Her preferred world is her family, she says, and she is lucky to live at the crossroads of her three daughters' lives. They are now more famous than she is, she insists. She gives brief biographies: Charlotte Gainsbourg, the great actress; Lou Doillon, hailed as born for the stage by The New York Times; Kate Barry with her photographic exhibitions in Paris and the abandoned feeling that her work conjures up. And she's off on her theme again. They spend the holidays together and this enables her to recreate the sense of being secure that she associates with her childhood.

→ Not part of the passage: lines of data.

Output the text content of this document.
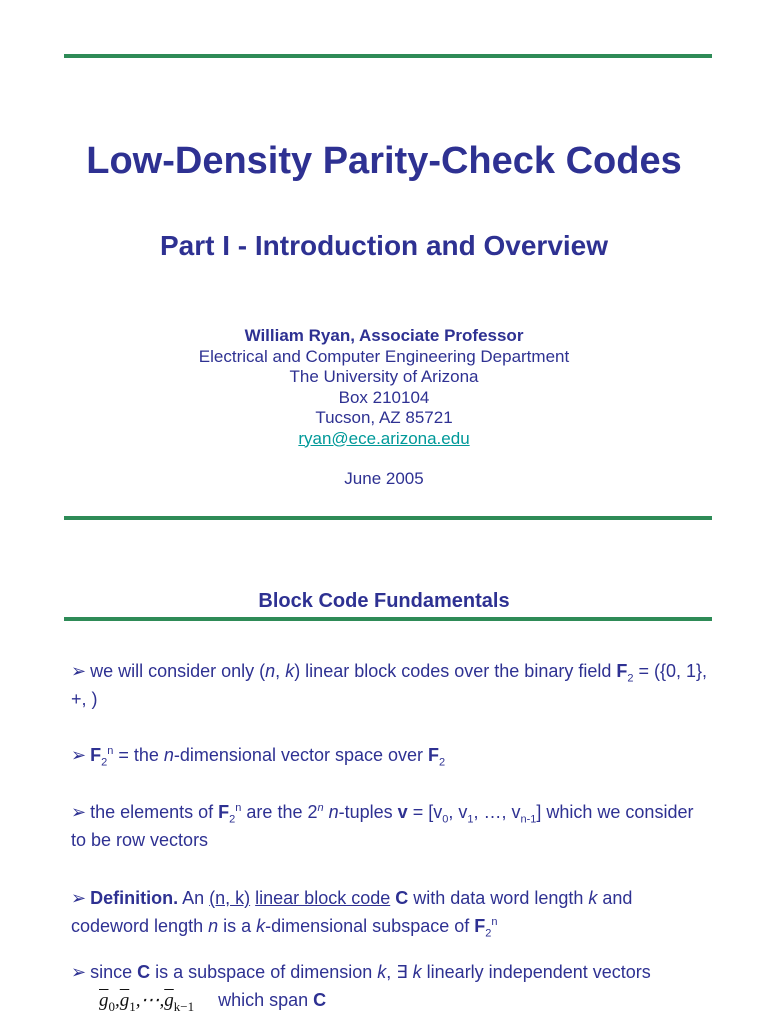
Low-Density Parity-Check Codes
Part I - Introduction and Overview
William Ryan, Associate Professor
Electrical and Computer Engineering Department
The University of Arizona
Box 210104
Tucson, AZ 85721
ryan@ece.arizona.edu
June 2005
Block Code Fundamentals
➢ we will consider only (n, k) linear block codes over the binary field $F_2 = (\{0$, 1}, +, )
➢ $F_2^n$ = the n-dimensional vector space over $F_2$
➢ the elements of $F_2^n$ are the 2$^n$ n-tuples $v = [v_0$, $v_1$, …, $v_{n-1}$] which we consider to be row vectors
➢ Definition. An (n, k) linear block code C with data word length k and codeword length n is a k-dimensional subspace of $F_2^n$
➢ since C is a subspace of dimension k, ∃ k linearly independent vectors
$\overline{g}_0,\overline{g}_1,\cdots,\overline{g}_{k-1}$ which span C
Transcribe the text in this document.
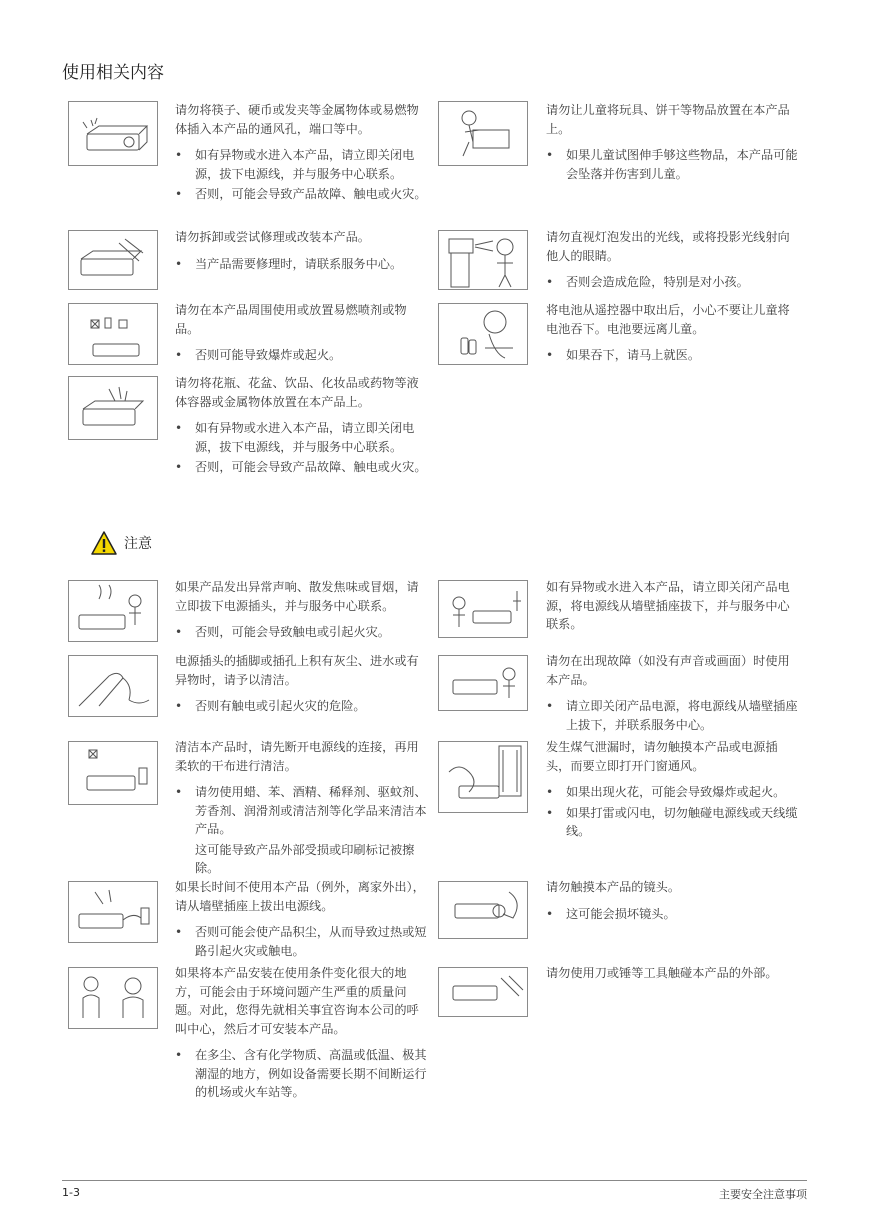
使用相关内容

请勿将筷子、硬币或发夹等金属物体或易燃物体插入本产品的通风孔，端口等中。

• 如有异物或水进入本产品，请立即关闭电源，拔下电源线，并与服务中心联系。
• 否则，可能会导致产品故障、触电或火灾。

请勿让儿童将玩具、饼干等物品放置在本产品上。

• 如果儿童试图伸手够这些物品，本产品可能会坠落并伤害到儿童。

请勿拆卸或尝试修理或改装本产品。

• 当产品需要修理时，请联系服务中心。

请勿直视灯泡发出的光线，或将投影光线射向他人的眼睛。

• 否则会造成危险，特别是对小孩。

请勿在本产品周围使用或放置易燃喷剂或物品。

• 否则可能导致爆炸或起火。

将电池从遥控器中取出后，小心不要让儿童将电池吞下。电池要远离儿童。

• 如果吞下，请马上就医。

请勿将花瓶、花盆、饮品、化妆品或药物等液体容器或金属物体放置在本产品上。

• 如有异物或水进入本产品，请立即关闭电源，拔下电源线，并与服务中心联系。
• 否则，可能会导致产品故障、触电或火灾。
注意

如果产品发出异常声响、散发焦味或冒烟，请立即拔下电源插头，并与服务中心联系。

• 否则，可能会导致触电或引起火灾。

如有异物或水进入本产品，请立即关闭产品电源，将电源线从墙壁插座拔下，并与服务中心联系。

电源插头的插脚或插孔上积有灰尘、进水或有异物时，请予以清洁。

• 否则有触电或引起火灾的危险。

请勿在出现故障（如没有声音或画面）时使用本产品。

• 请立即关闭产品电源，将电源线从墙壁插座上拔下，并联系服务中心。

清洁本产品时，请先断开电源线的连接，再用柔软的干布进行清洁。

• 请勿使用蜡、苯、酒精、稀释剂、驱蚊剂、芳香剂、润滑剂或清洁剂等化学品来清洁本产品。
这可能导致产品外部受损或印刷标记被擦除。

发生煤气泄漏时，请勿触摸本产品或电源插头，而要立即打开门窗通风。

• 如果出现火花，可能会导致爆炸或起火。
• 如果打雷或闪电，切勿触碰电源线或天线缆线。

如果长时间不使用本产品（例外，离家外出），请从墙壁插座上拔出电源线。

• 否则可能会使产品积尘，从而导致过热或短路引起火灾或触电。

请勿触摸本产品的镜头。

• 这可能会损坏镜头。

如果将本产品安装在使用条件变化很大的地方，可能会由于环境问题产生严重的质量问题。对此，您得先就相关事宜咨询本公司的呼叫中心，然后才可安装本产品。

• 在多尘、含有化学物质、高温或低温、极其潮湿的地方，例如设备需要长期不间断运行的机场或火车站等。

请勿使用刀或锤等工具触碰本产品的外部。

1-3	主要安全注意事项
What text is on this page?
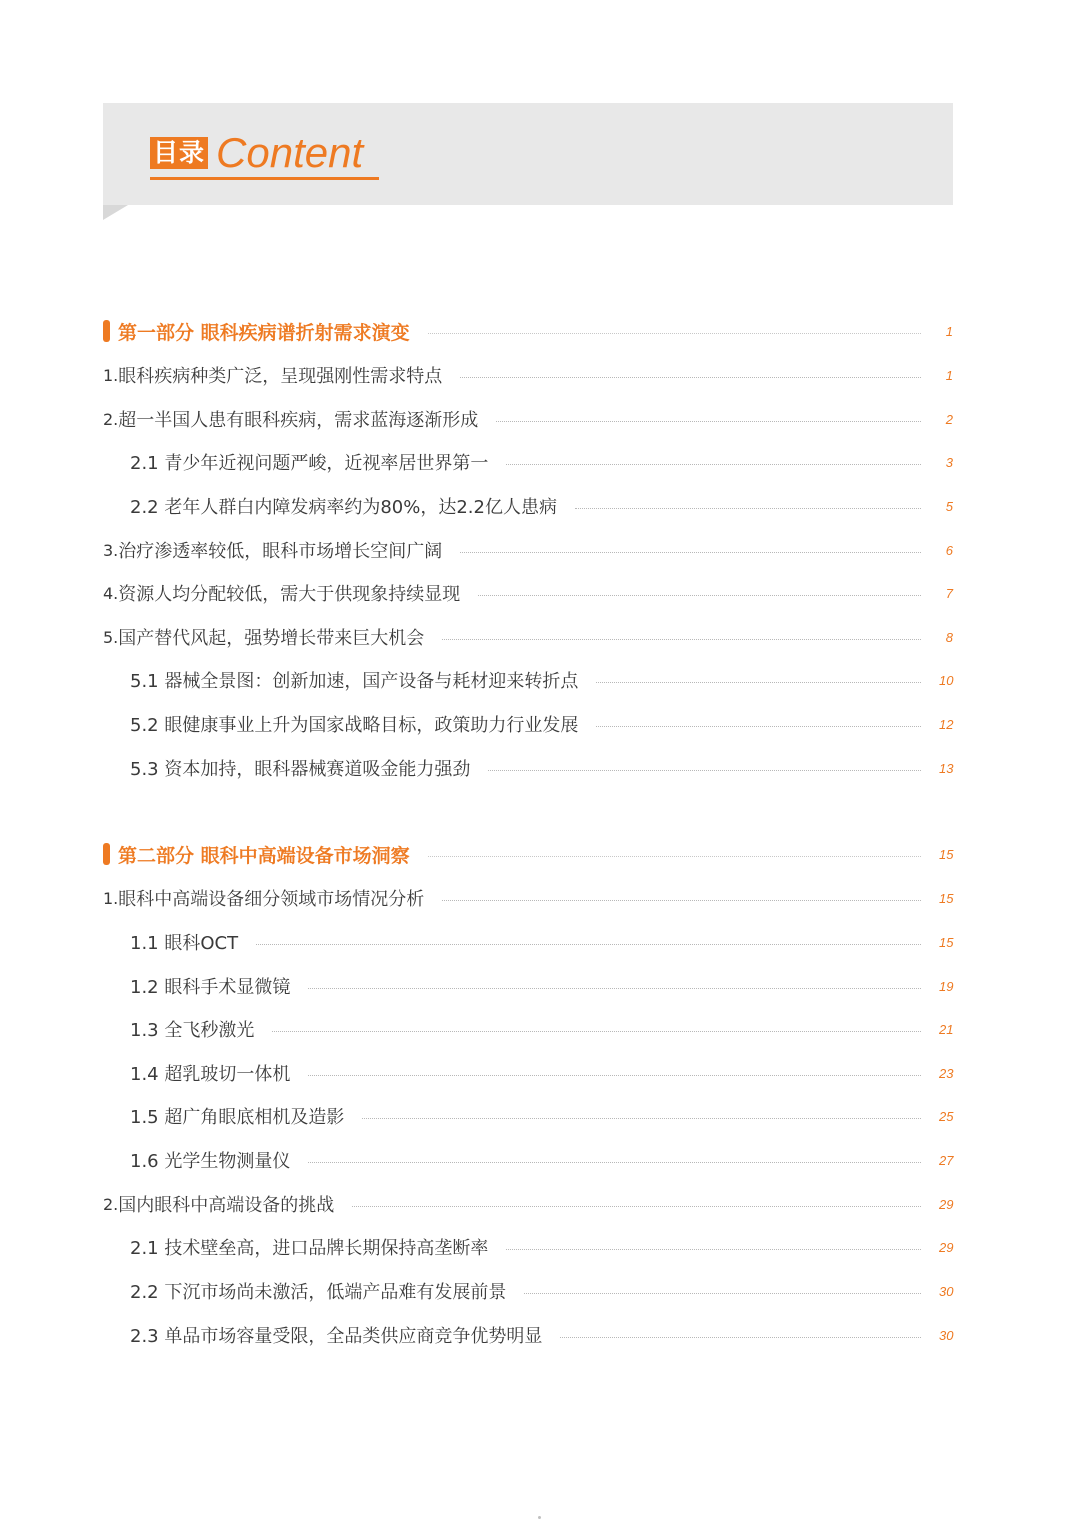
目录 Content
第一部分 眼科疾病谱折射需求演变	1
1. 眼科疾病种类广泛，呈现强刚性需求特点	1
2. 超一半国人患有眼科疾病，需求蓝海逐渐形成	2
2.1 青少年近视问题严峻，近视率居世界第一	3
2.2 老年人群白内障发病率约为80%，达2.2亿人患病	5
3. 治疗渗透率较低，眼科市场增长空间广阔	6
4. 资源人均分配较低，需大于供现象持续显现	7
5. 国产替代风起，强势增长带来巨大机会	8
5.1 器械全景图：创新加速，国产设备与耗材迎来转折点	10
5.2 眼健康事业上升为国家战略目标，政策助力行业发展	12
5.3 资本加持，眼科器械赛道吸金能力强劲	13
第二部分 眼科中高端设备市场洞察	15
1. 眼科中高端设备细分领域市场情况分析	15
1.1 眼科OCT	15
1.2 眼科手术显微镜	19
1.3 全飞秒激光	21
1.4 超乳玻切一体机	23
1.5 超广角眼底相机及造影	25
1.6 光学生物测量仪	27
2. 国内眼科中高端设备的挑战	29
2.1 技术壁垒高，进口品牌长期保持高垄断率	29
2.2 下沉市场尚未激活，低端产品难有发展前景	30
2.3 单品市场容量受限，全品类供应商竞争优势明显	30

“It's the grandchildren I long to be alone with because then we can have so much fun. I rush to Brittany with my grandchildren every second I have. My children are really decent because they know I drive really badly and yet they leave me with Marlowe and Alice and Ben. I've had Roman all my life because I was a grandmother at 39, so he lives in a little room above mine. He's like a fourth child, which is lovely, but with the little ones we creep back into childhood again because no one's looking and we can go off on to a really wild beach in Finistère. You can let them play, their shrieks of laughter being cut off on the little island that you can get to on low tide, but we always get caught out. Then you find yourself shrieking with laughter again and everything is back to normal.”

She went to a hypnotist because she was frightened of being on television. “He said, ‘Why are you afraid of being judged so much? Where do you feel unjudged? Where do you feel safe?' I said, 'With my children. Only with the children.' He said, 'So you don't think children have judgment.' I said, 'Of course they do. It's just that they don't mind if you are being a fool.' If you dress them up in leaves you can pretend you're in a pirate's cove. As long as you're out of eyeshot of grown-ups. I love it.”

She no longer does parties or decadence. “Oh goodness, no. I did that so well. I'm not going to do anything like that less well. So no more clubs,” she says. “I really don't feel celebrity. I was well known very young and then I was with a very well-known person. I knew John Barry's talent was vast, he'd already had two Oscars when I was married to him. I was with people who were so much grander than I was and then when I met Serge we were on television every day practically.”

She fishes her make-up bag out of the leather bucket that was named after her, the Hermès Birkin. Hers is battered, with a ribbon and beads and chains wound around the handles. She finds her favourite potions, dabs her peachy skin lightly with blusher and protests that any old red crayon and a little pot of red stuff will do for the lips. “Search for the glasses is the first thing to put on because you look rather gorgeous before you find them. You think, ‘Oh, pas mal'. When the truth hits you, then quickly [splash on] a bit of cold water and any cream that you've got hanging around. I don't like mascara because I think after a certain age too much make-up on and you look like a travesty. I look like a fellow dressed up as a lady.” She is nervous about the idea of cosmetic surgery. “If they get it wrong, if they pull you and it's uneven and it's not you any more ...”

Her album is illustrated with family photographs from the Isle of Wight, and there she is, the boyish 12-year-old who looks like an urchin, the beautiful parents, the incomparable blend of freedom and security. The memories make her very happy.